Suppose I want to replace the From: field in an email. We could write something like
1 | perl -lape 's/(^From:).*/$1 Nelson Elhage <nelhage\@ksplice.com>/' |
But having to parenthesize the right bit and include the $1
is annoying and error-prone. We can simplify the regex by using \K
to tell perl we won’t want to replace the start of the match:
1 | perl -lape 's/^From:\K.*/ Nelson Elhage <nelhage\@ksplice.com>/' |
Trick #8: $ENV{}
When you’re writing a one-liner using -e
in the shell, you generally want to quote it with '
, so that dollar signs inside the one-liner aren’t expanded by the shell. But that makes it annoying to use a '
inside your one-liner, since you can’t escape a single quote inside of single quotes, in the shell.
Let’s suppose we wanted to print the username of anyone in /etc/passwd
whose name included an apostrophe. One option would be to use a standard shell-quoting trick to include the '
:
1 | perl -F: -lane 'print $F[0] if $F[4] =~ /'"'"'/' /etc/passwd |
But counting apostrophes and backslashes gets old fast. A better option, in my opinion, is to use the environment to pass the regex into perl, which lets you dodge a layer of parsing entirely:
1 | env re="'" perl -F: -lane 'print $F[0] if $F[4] =~ /$ENV{re}/' /etc/passwd |
We use the env command to place the regex in a variable called re
, which we can then refer to from the perl script through the %ENV
hash. This way is slightly longer, but I find the savings in counting backslashes or quotes to be worth it, especially if you need to end up embedding strings with more than a single metacharacter.
Trick #9: BEGIN
and END
BEGIN { ... }
and END { ... }
let you put code that gets run entirely before or after the loop over the lines.
For example, I could sum the values in the second column of a CSV file using:
1 | perl -F, -lane '$t += $F[1]; END { print $t }' |
Trick #10: -MRegexp::Common
Using -M
on the command line tells perl to load the given module before running your code. There are thousands of modules available on CPAN
, numerous of them potentially useful in one-liners, but one of my favorite for one-liner use is Regexp::Common
, which, as its name suggests, contains regular expressions to match numerous commonly-used pieces of data.
The full set of regexes available in Regexp::Common
is available in its documentation, but here’s an example of where I might use it:
Neither the ifconfig nor the ip tool that is supposed to replace it provide, as far as I know, an easy way of extracting information for use by scripts. The ifdata program provides such an interface, but isn’t installed everywhere.
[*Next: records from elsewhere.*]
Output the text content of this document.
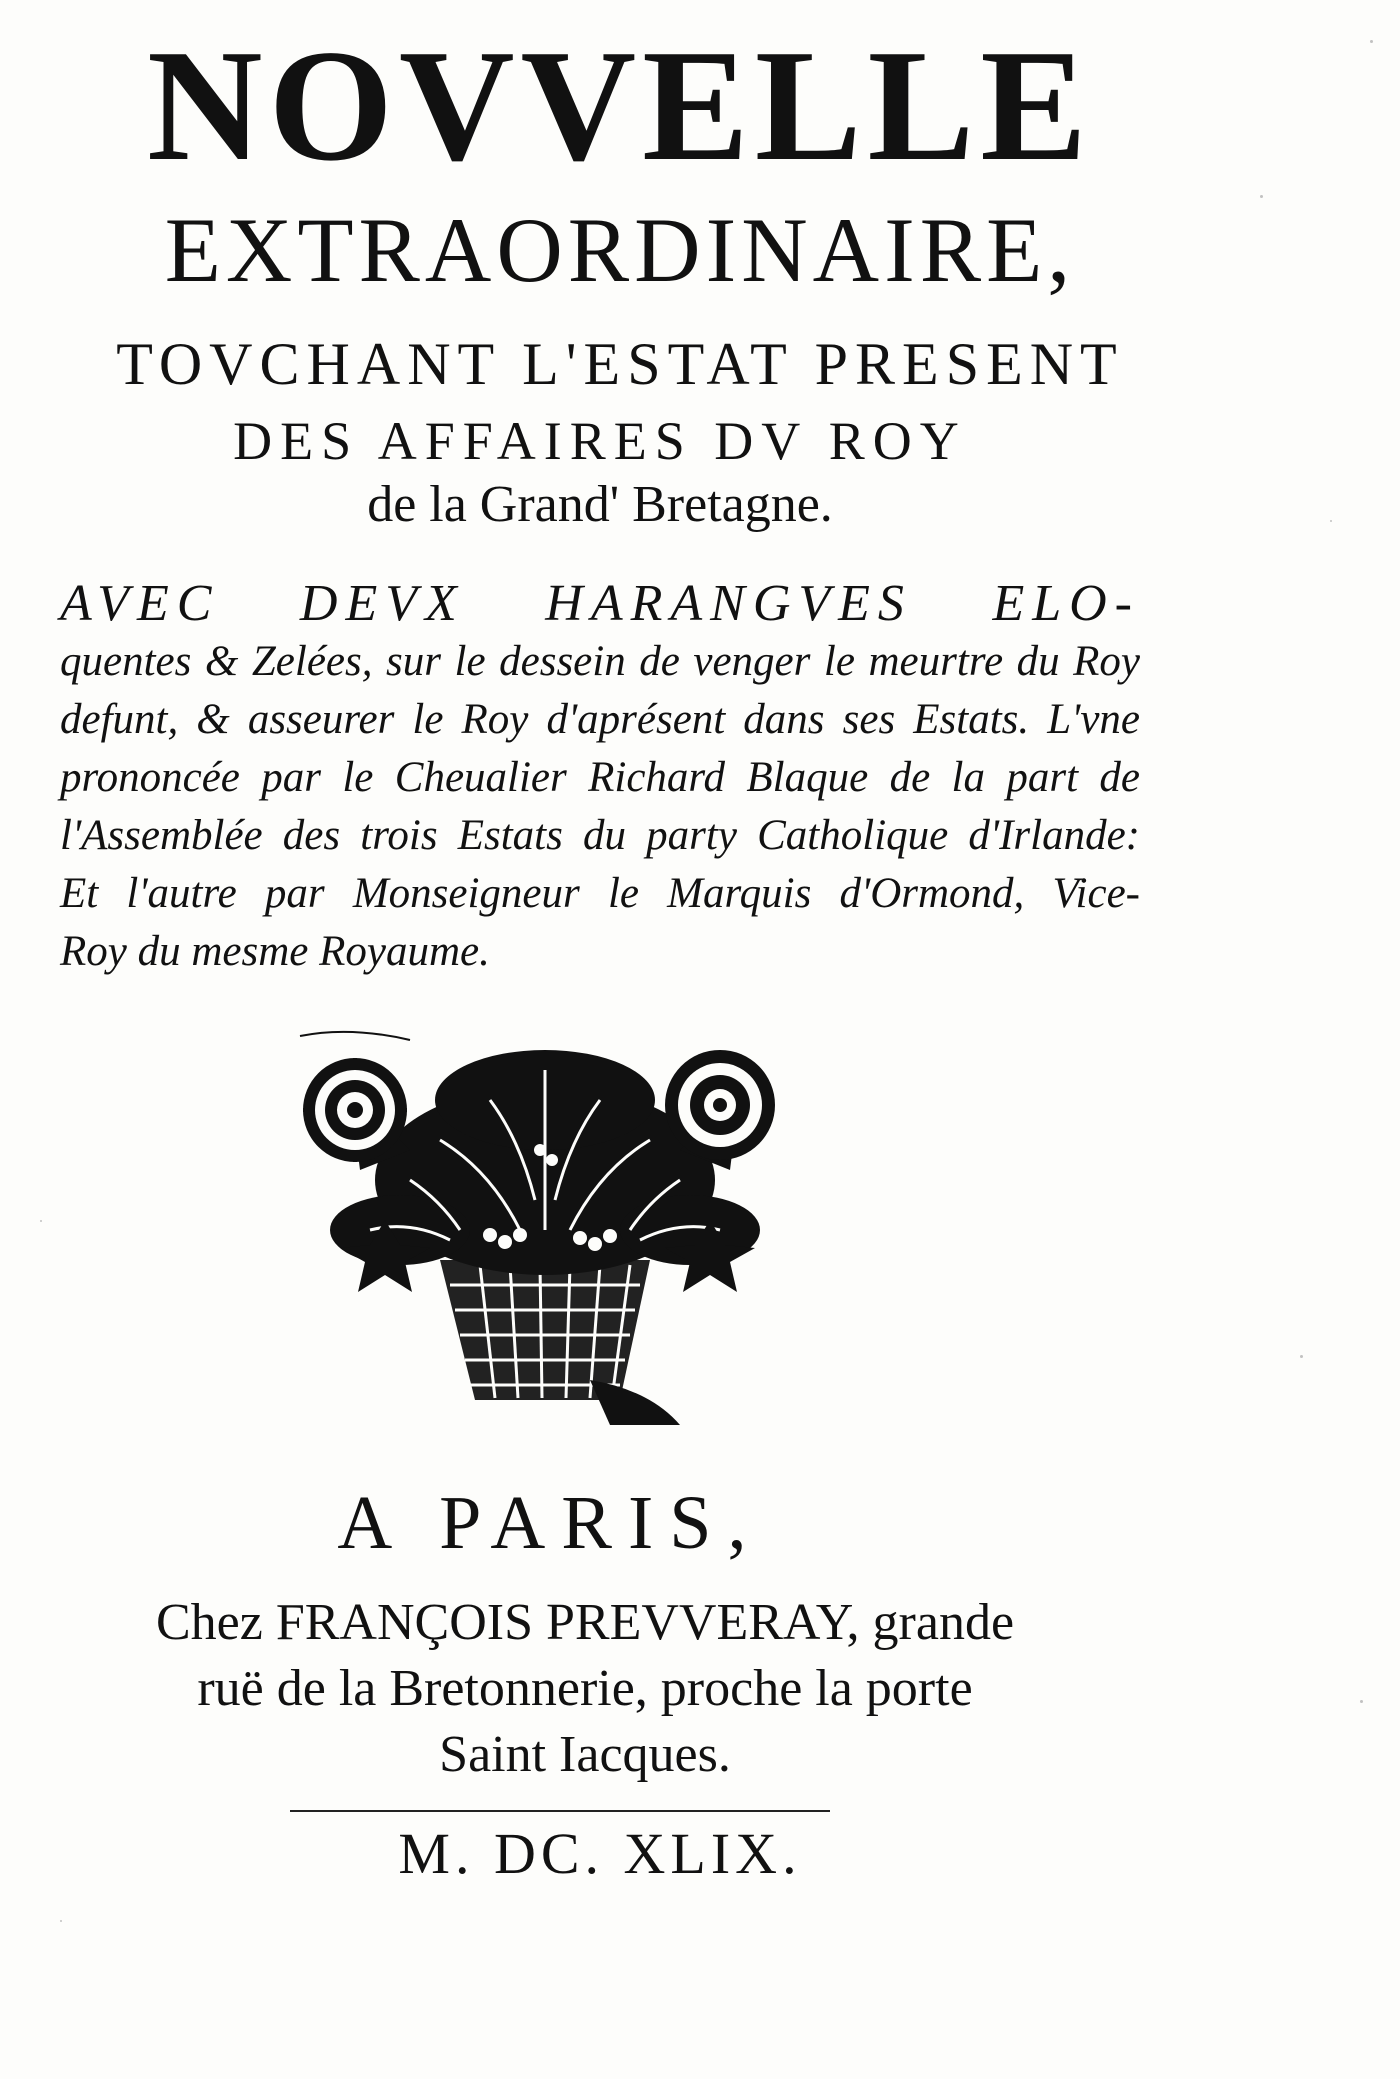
NOVVELLE
EXTRAORDINAIRE,
TOVCHANT L'ESTAT PRESENT
DES AFFAIRES DV ROY
de la Grand' Bretagne.
AVEC DEVX HARANGVES ELO-
quentes & Zelées, sur le dessein de venger le meurtre du Roy
defunt, & asseurer le Roy d'aprésent dans ses Estats. L'vne
prononcée par le Cheualier Richard Blaque de la part de
l'Assemblée des trois Estats du party Catholique d'Irlande:
Et l'autre par Monseigneur le Marquis d'Ormond, Vice-
Roy du mesme Royaume.
A PARIS,
Chez FRANÇOIS PREVVERAY, grande
ruë de la Bretonnerie, proche la porte
Saint Iacques.
M. DC. XLIX.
Using perl and Regexp::Common
, however, we can do a pretty decent job of extracing an IP from ips output:
1 | ip address list eth0 | \ |
So, those are my favorite tricks, but I always love learning more. What tricks have you found or invented for messing with perl on the command-line? What’s the most egregious perl “one-liner” you’ve wielded, continuing to tack on statements well after the point where you should have dropped your code into a real script?